Lula e recaída de peão

O Brasil, escolhendo Lula para presidente da República, sabia não se tratar de homem com educação formal refinada, nem com requintes de boas maneiras. Todos sabíamos das origens humildes do torneiro mecânico e sindicalista Luiz Ignácio Lula da Silva, um lutador, líder de massas, com carisma próximo do messianismo. O Brasil votou em Lula quase que como num ato de fé e de esperança, mais levado pelo coração do que pela razão. Como, no entanto, o coração tem razões que a própria razão desconhece, o coração brasileiro acertou.

As origens sociais do presidente Lula são de uma simplicidade comovedora.
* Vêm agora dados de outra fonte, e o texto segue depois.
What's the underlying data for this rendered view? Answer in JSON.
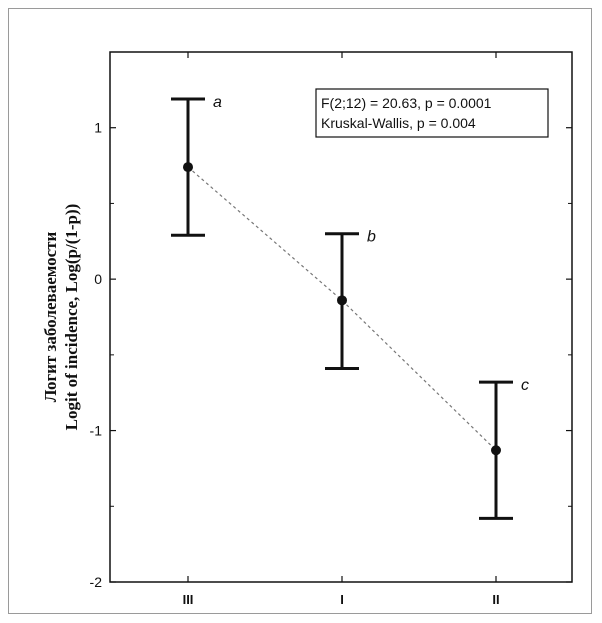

E, talvez, um dos grandes erros de análise em relação ao comportamento de Lula esteja nessa confusão secular que a elite econômica e cultural brasileira faz entre classe social e casta. No Brasil, desde as capitanias hereditárias, tem valido o conceito de casta, algo que não implica mérito, mas direito adquirido por nascimento. Nascer numa casta significa herdar, sem qualquer merecimento, bens e privilégios da mesma. Classe social é diferente. Ninguém pertence a uma classe social por direito, mas como um fato dinâmico, numa estrutura de desigualdades sociais que permite mobilização, mudanças, ascensão de uma classe a outra.

Lula é um dos milhões de brasileiros que ascenderam socialmente por merecimento e por haver, neste país, uma colcha de possibilidades que continua desconhecida para os que acreditam apenas em castas, como se fosse uma determinação divina. Lula se formou na escola do povo, do sofrimento, da fome. Por isso, poucos, como ele, sabem se comunicar com o povo, sentir suas emoções e transmitir as próprias. Talvez – e isso será algum dia estudado – o grande beneficio que o presidente Lula trouxe ao Brasil esteja sendo esse da pacificação das classes sociais, a diminuição do sentimento de injustiça ou de perenidade das castas. Com Lula, o povo mais necessitado encontrou refúgio, conforto, num clima de confiança recíproca e de esperança. Há um amálgama quase que carnal entre Lula e as multidões.

Ocorre, porém, que ter origens humildes, nascer em família carente e sem treino para um convívio social mais refinado não implica cultivar a vulgaridade. Os pobres, se não têm requintes culturais, transudam uma nobreza humana que se irradia através da humildade, da generosidade, desse sentimento precioso que leva o nome de solidariedade, o senso de alteridade. Pessoas humildes não são vulgares. E o presidente Lula, respondendo por todo o povo brasileiro e falando em nome de todos, não tem o direito de ser vulgar ou de proclamar vulgaridades. Ele é o Chefe da Nação, o líder do povo, o exemplo maior da nacionalidade. E, além disso, Lula é, hoje, uma referência mundial, aplaudido e reverenciado em todas as partes do mundo. Tornou-se o mais popular de todos os governantes do Planeta; foi eleito o Estadista do Ano por organismos britânicos; sua voz é ouvida e sua opinião respeitada.

O presidente Lula, falando palavrões em público, num discurso para o povo, cometeu, mais do que uma falha grave e falta de educação, um atentado contra a dignidade do cargo que ocupa. Lula, um estadista, teve uma recaída de peão. Seu linguajar pode ser apropriado para festas de peões, para jogos de truco, para brincadeiras tolas de mesas de bar. Mas não pode, em nenhum momento, ser a linguagem de um presidente da República de seu porte e de sua dimensão. Nem mesmo a sua esfarrapada desculpa, uma justificativa tola – a de que jornalistas também falam palavrões – o redimiu da falta grave. Pois é óbvio que todas as pessoas são capazes de falar palavrões e muitas delas falam. Mas não em público. E nenhuma delas é Presidente da República do Brasil. Há a dignidade do cargo. “Noblesse oblige”.